Marchant à l'encontre du régime capitaliste brutal en vigueur aujourd'hui, tout ce travail d'évaluation se fait bénévolement. Qu'il s'agisse d'étudier la validité de nouveaux résultats, l'originalité de demandes de subvention ou la qualité d'une thèse soutenue dans une université étrangère, le travail se fait sans compensation financière, dans un esprit d'entraide et de service à la cause du savoir, conservant de forts relents du temps où la recherche était réservée à une classe privilégiée. C'est cette absence de gain direct qui permet au système de fonctionner, avec un minimum de corruption.

La tâche du professeur ne s'arrête pas là. L'université est gérée en bonne partie par les professeurs, qui participent à des comités, des jurys et diverses autres instances essentielles au bon fonctionnement de l'institution. À tout ce travail, on doit ajouter les multiples autres demandes : présentations dans les écoles, blogues (tel que celui-ci), etc.

Pour parvenir à caser toutes ces activités dans une semaine, le professeur ne peut pas compter ses heures. Ce n'est pas un esclavage, bien sûr, car ce travail est souvent aussi une passion et le professeur accomplit généralement toutes ces tâches de bonne foi.

Ce fonctionnement, qui brise toutes les règles de la société moderne, est fragile. Or, on observe de plus en plus que les hautes administrations des universités à travers le monde maltraitent ce système en tentant de lui substituer le modèle de l'entreprise capitaliste.

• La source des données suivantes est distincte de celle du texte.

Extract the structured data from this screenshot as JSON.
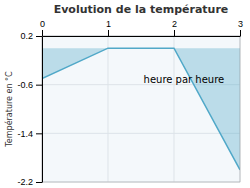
{
  "chart_data": {
    "type": "area",
    "title": "Evolution de la température",
    "y_label": "Température en °C",
    "x": [
      0,
      1,
      2,
      3
    ],
    "values": [
      -0.5,
      0.0,
      0.0,
      -2.0
    ],
    "color": "#50a8c8",
    "xlim": [
      0,
      3
    ],
    "ylim": [
      -2.2,
      0.2
    ],
    "xticks": [
      0,
      1,
      2,
      3
    ],
    "yticks": [
      0.2,
      -0.6,
      -1.4,
      -2.2
    ],
    "grid": true,
    "annotations": [
      {
        "text": "heure par heure",
        "x": 2.15,
        "y": -0.45
      }
    ]
  }
}
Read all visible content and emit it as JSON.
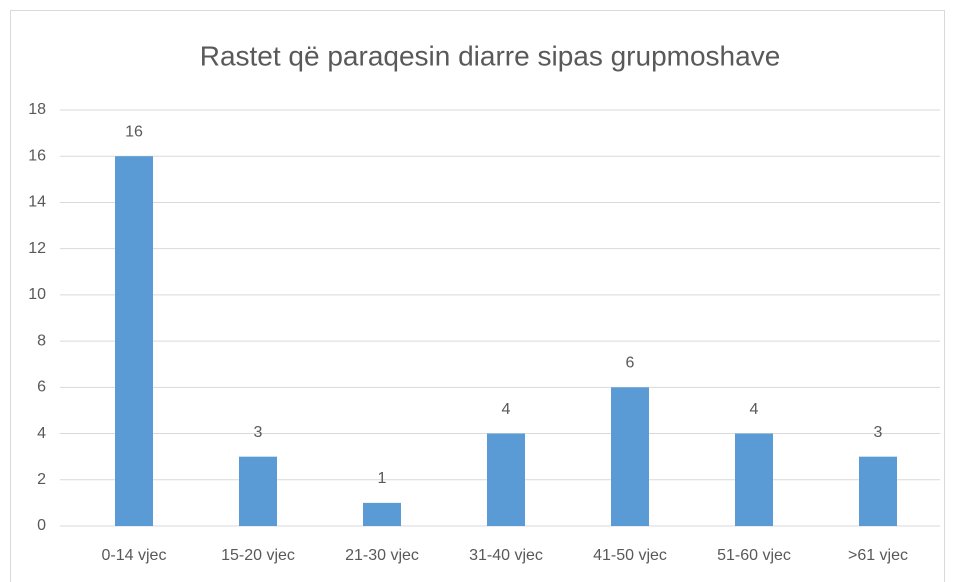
{
  "chart_data": {
    "type": "bar",
    "title": "Rastet që paraqesin diarre sipas grupmoshave",
    "categories": [
      "0-14 vjec",
      "15-20 vjec",
      "21-30 vjec",
      "31-40 vjec",
      "41-50 vjec",
      "51-60 vjec",
      ">61 vjec"
    ],
    "values": [
      16,
      3,
      1,
      4,
      6,
      4,
      3
    ],
    "color": "#5b9bd5",
    "ylim": [
      0,
      18
    ],
    "yticks": [
      0,
      2,
      4,
      6,
      8,
      10,
      12,
      14,
      16,
      18
    ],
    "grid": true
  }
}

Les signes sont nombreux : le salaire des dirigeants augmente beaucoup plus rapidement que celui des professeurs et des autres membres du personnel, cherchant à s'aligner sur celui des P.D.G. (heureusement, il est encore à la traîne); les postes d'administrateurs bien payés se multiplient — car il faut planifier, créer des programmes, tenir des réunions. Durant ce temps, les pressions sur les professeurs se multiplient, afin que leur performance augmente, en général, sans aucune contrepartie. Ainsi, les décisions deviennent de plus en plus autocratiques et les professeurs apparaissent comme de simples exécutants au service de l'administration; en contradiction profonde avec l'esprit même de l'université.

Les conséquences de ces bouleversements sont immenses. Dans sa structure traditionnelle, l'université demeure un des seuls lieux de pensée indépendante et libre, formatrice et observatrice de la Société. Or, ceci déplaît aux administrateurs qui préféreraient une institution productrice, productrice d'étudiants bien formés, de technologies et d'applications au service de l'Économie. Les pans de savoir non productif, sans buts précis, ou qui ne se classent pas au niveau international sont dévalués au profit de domaines sélectionnés à courte vue, créant des vides qui seront difficiles à combler.

Ce n'est pas clair combien de temps encore l'université traditionnelle pourra survivre. J'espère que les professeurs et la société en général sauront résister à cette transformation dont les conséquences seront désastreuses.